Secara terperinci, sistematika dari RUU tentang PDP adalah sebagai berikut yaitu Bab I Ketentuan Umum, Bab 2 Asas, Bab 3 Jenis Data Pribadi, Bab 4 Hak subjek data pribadi, Bab 5 Pemrosesan Data Pribadi, Bab 6 Kewajiban Pengendalian Data Pribadi dan Prosesor Data Pribadi Dalam Pemrosesan Data Pribadi, Bab 7 Transfer Data Pribadi, Bab 8 Sanksi Administatif dan Bab 9 Kelembagaan, Bab 10 Kerja Sama Internasional, Bab 11 Partisipasi Masyarakat. 

Bab 12 Penyelesaian Sengketa dan Hukum Acara, Bab 13 Larangan Dalam Penggunaan Data Pribadi, Bab 14 Ketentuan Pidana, Bab 15 Ketentuan Peralihan terkahir Bab 16 Ketentuan Penutup. Selama dua tahun lebih Komisi I DPR berusaha keras melakukan pembahasan intensif dan berhasil menyepakati aspek-aspek substantif atas RUU PDP. 

“Kami selaku pimpinan Komisi I DPR RI menyampaikan terima kasih kepada pimpinan DPR RI, Anggota DPR, pimpinan Fraksi dan Pemerintah yang diwakili oleh Menkominfo, Mendagri dan Menkumham beserta jajarannya tak lupa kepada akademisi dan kalangan pers atas seluruh perhatian, masukan dan publikasi yang diberikan selama proses pembahasan berlangsung juga kepada Sekretariat Komisi I dan Setjen DPR RI,” katanya. 

Sementara itu, Menteri Komunikasi dan Informatika (Menkominfo) Johnny G. Plate mengungkapkan, UU PDP ini mengatur hak-hak pemilik data pribadi. 

UU PDP mengatur sanksi bagi pelanggar perorangan dan juga penyelenggara sistem elektronik (PSE) baik privat atau publik, atas tata kelola data pribadi yang diproses dalam sistem mereka masing-masing. 

Secara umum, kata Johnny, pelanggar UU PDP terancam dikenai hukuman pidana berupa kurungan penjara dan/atau sanksi denda. "(Besaran denda) bervariasi berdasarkan tingkat kesalahan," tukasnya. 

Untuk hukuman pidana, Johnny mengungkapkan, pelanggar UU PDP terancam dijatuhi hukuman penjara selama 4 hingga 6 tahun.

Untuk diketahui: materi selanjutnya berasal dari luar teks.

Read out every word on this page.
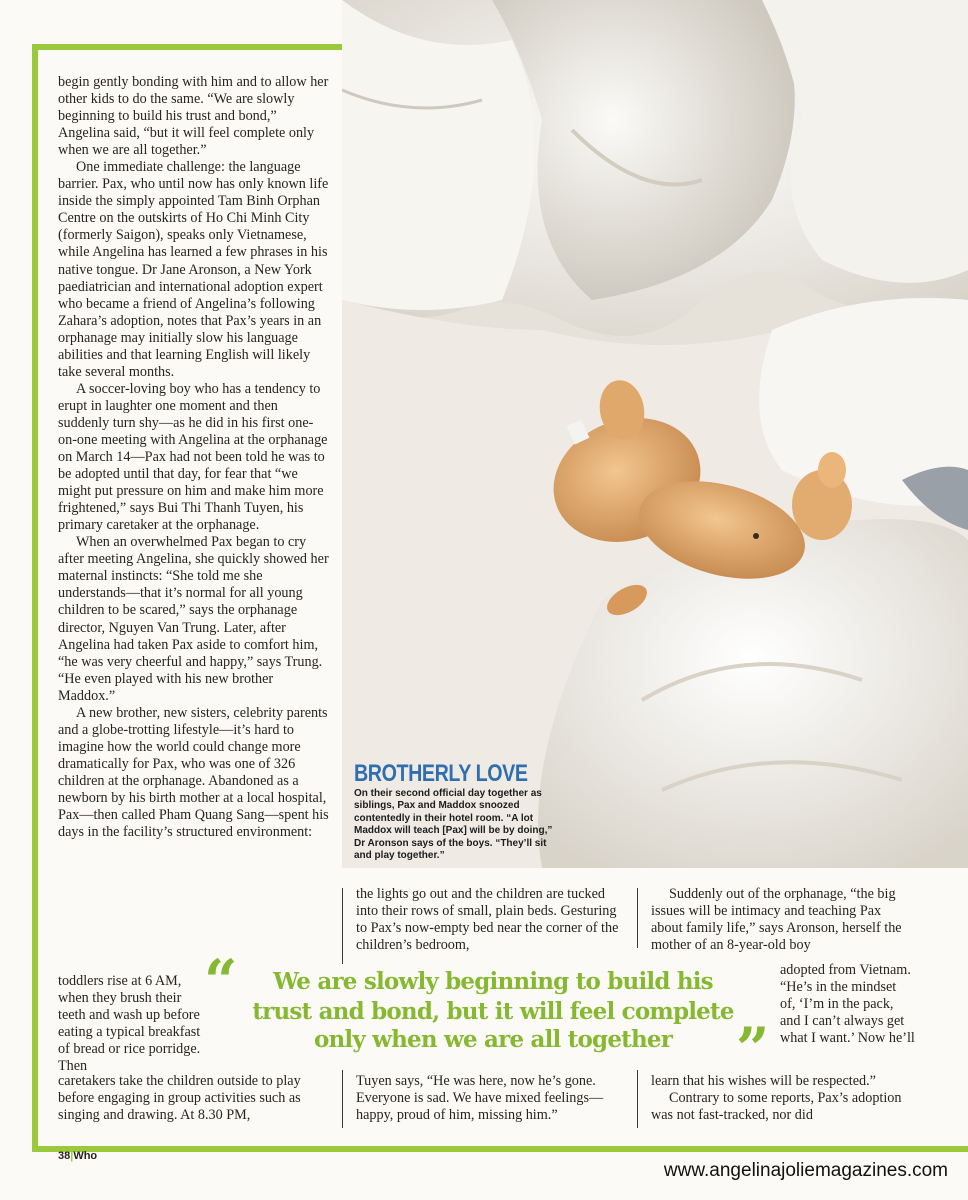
BROTHERLY LOVE
On their second official day together as siblings, Pax and Maddox snoozed contentedly in their hotel room. “A lot Maddox will teach [Pax] will be by doing,” Dr Aronson says of the boys. “They’ll sit and play together.”

begin gently bonding with him and to allow her other kids to do the same. “We are slowly beginning to build his trust and bond,” Angelina said, “but it will feel complete only when we are all together.”

One immediate challenge: the language barrier. Pax, who until now has only known life inside the simply appointed Tam Binh Orphan Centre on the outskirts of Ho Chi Minh City (formerly Saigon), speaks only Vietnamese, while Angelina has learned a few phrases in his native tongue. Dr Jane Aronson, a New York paediatrician and international adoption expert who became a friend of Angelina’s following Zahara’s adoption, notes that Pax’s years in an orphanage may initially slow his language abilities and that learning English will likely take several months.

A soccer-loving boy who has a tendency to erupt in laughter one moment and then suddenly turn shy—as he did in his first one-on-one meeting with Angelina at the orphanage on March 14—Pax had not been told he was to be adopted until that day, for fear that “we might put pressure on him and make him more frightened,” says Bui Thi Thanh Tuyen, his primary caretaker at the orphanage.

When an overwhelmed Pax began to cry after meeting Angelina, she quickly showed her maternal instincts: “She told me she understands—that it’s normal for all young children to be scared,” says the orphanage director, Nguyen Van Trung. Later, after Angelina had taken Pax aside to comfort him, “he was very cheerful and happy,” says Trung. “He even played with his new brother Maddox.”

A new brother, new sisters, celebrity parents and a globe-trotting lifestyle—it’s hard to imagine how the world could change more dramatically for Pax, who was one of 326 children at the orphanage. Abandoned as a newborn by his birth mother at a local hospital, Pax—then called Pham Quang Sang—spent his days in the facility’s structured environment:

toddlers rise at 6 AM, when they brush their teeth and wash up before eating a typical breakfast of bread or rice porridge. Then

caretakers take the children outside to play before engaging in group activities such as singing and drawing. At 8.30 PM,

the lights go out and the children are tucked into their rows of small, plain beds. Gesturing to Pax’s now-empty bed near the corner of the children’s bedroom,

Tuyen says, “He was here, now he’s gone. Everyone is sad. We have mixed feelings—happy, proud of him, missing him.”

Suddenly out of the orphanage, “the big issues will be intimacy and teaching Pax about family life,” says Aronson, herself the mother of an 8-year-old boy

adopted from Vietnam. “He’s in the mindset of, ‘I’m in the pack, and I can’t always get what I want.’ Now he’ll

learn that his wishes will be respected.”

Contrary to some reports, Pax’s adoption was not fast-tracked, nor did

“	We are slowly beginning to build his
trust and bond, but it will feel complete
only when we are all together	”
38|Who
www.angelinajoliemagazines.com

Pelanggar Undang-Undang Perlindungan Data Pribadi juga bisa dikenai sanksi denda mulai dari Rp4-6 miliar, tergantung pada kasus pelanggaran. "Hukuman denda Rp4-6 miliar setiap kejadian. Dan apabila terjadi kesalahan (perlindungan data), maka dikenakan sanksi denda sebesar 2 persen dari total pendapatan tahunan (pegendali data)," terangnya. 

Pengendali data yang dimaksudkan dalam UU PDP adalah "setiap orang, badan publik, dan organisasi internasional yang bertindak sendiri-sendiri atau bersama-sama dalam menentukan tujuan dan melakukan kendali pemrosesan Data Pribadi". 

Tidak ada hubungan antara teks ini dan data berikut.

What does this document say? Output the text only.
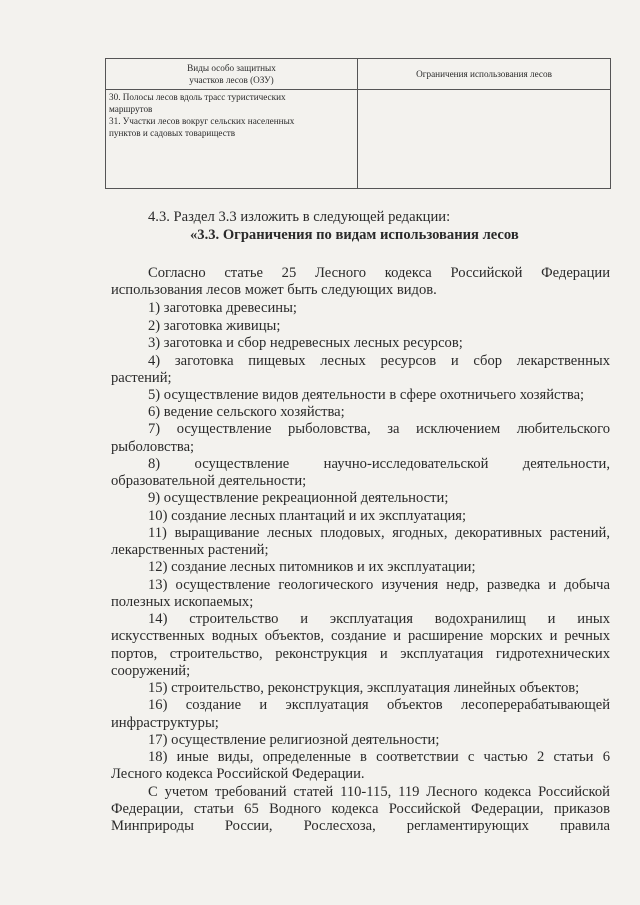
Виды особо защитных
участков лесов (ОЗУ)	Ограничения использования лесов

30. Полосы лесов вдоль трасс туристических
маршрутов
31. Участки лесов вокруг сельских населенных
пунктов и садовых товариществ	

4.3. Раздел 3.3 изложить в следующей редакции:
«3.3. Ограничения по видам использования лесов
Согласно статье 25 Лесного кодекса Российской Федерации
использования лесов может быть следующих видов.
1) заготовка древесины;
2) заготовка живицы;
3) заготовка и сбор недревесных лесных ресурсов;
4) заготовка пищевых лесных ресурсов и сбор лекарственных
растений;
5) осуществление видов деятельности в сфере охотничьего хозяйства;
6) ведение сельского хозяйства;
7) осуществление рыболовства, за исключением любительского
рыболовства;
8) осуществление научно-исследовательской деятельности,
образовательной деятельности;
9) осуществление рекреационной деятельности;
10) создание лесных плантаций и их эксплуатация;
11) выращивание лесных плодовых, ягодных, декоративных растений,
лекарственных растений;
12) создание лесных питомников и их эксплуатации;
13) осуществление геологического изучения недр, разведка и добыча
полезных ископаемых;
14) строительство и эксплуатация водохранилищ и иных
искусственных водных объектов, создание и расширение морских и речных
портов, строительство, реконструкция и эксплуатация гидротехнических
сооружений;
15) строительство, реконструкция, эксплуатация линейных объектов;
16) создание и эксплуатация объектов лесоперерабатывающей
инфраструктуры;
17) осуществление религиозной деятельности;
18) иные виды, определенные в соответствии с частью 2 статьи 6
Лесного кодекса Российской Федерации.
С учетом требований статей 110-115, 119 Лесного кодекса Российской
Федерации, статьи 65 Водного кодекса Российской Федерации, приказов
Минприроды России, Рослесхоза, регламентирующих правила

Johnny menambahkan, bila ada korporasi atau pihak-pihak yang menggunakan data pribadi secara ilegal, maka sanksinya bakal lebih berat. "Sanksinya bakal lebih berat (seperti) perampasan seluruh kegiatannya yg terkait dengan manfaat ekonomi atas data pribadi yg dimaksud," tuturnya. 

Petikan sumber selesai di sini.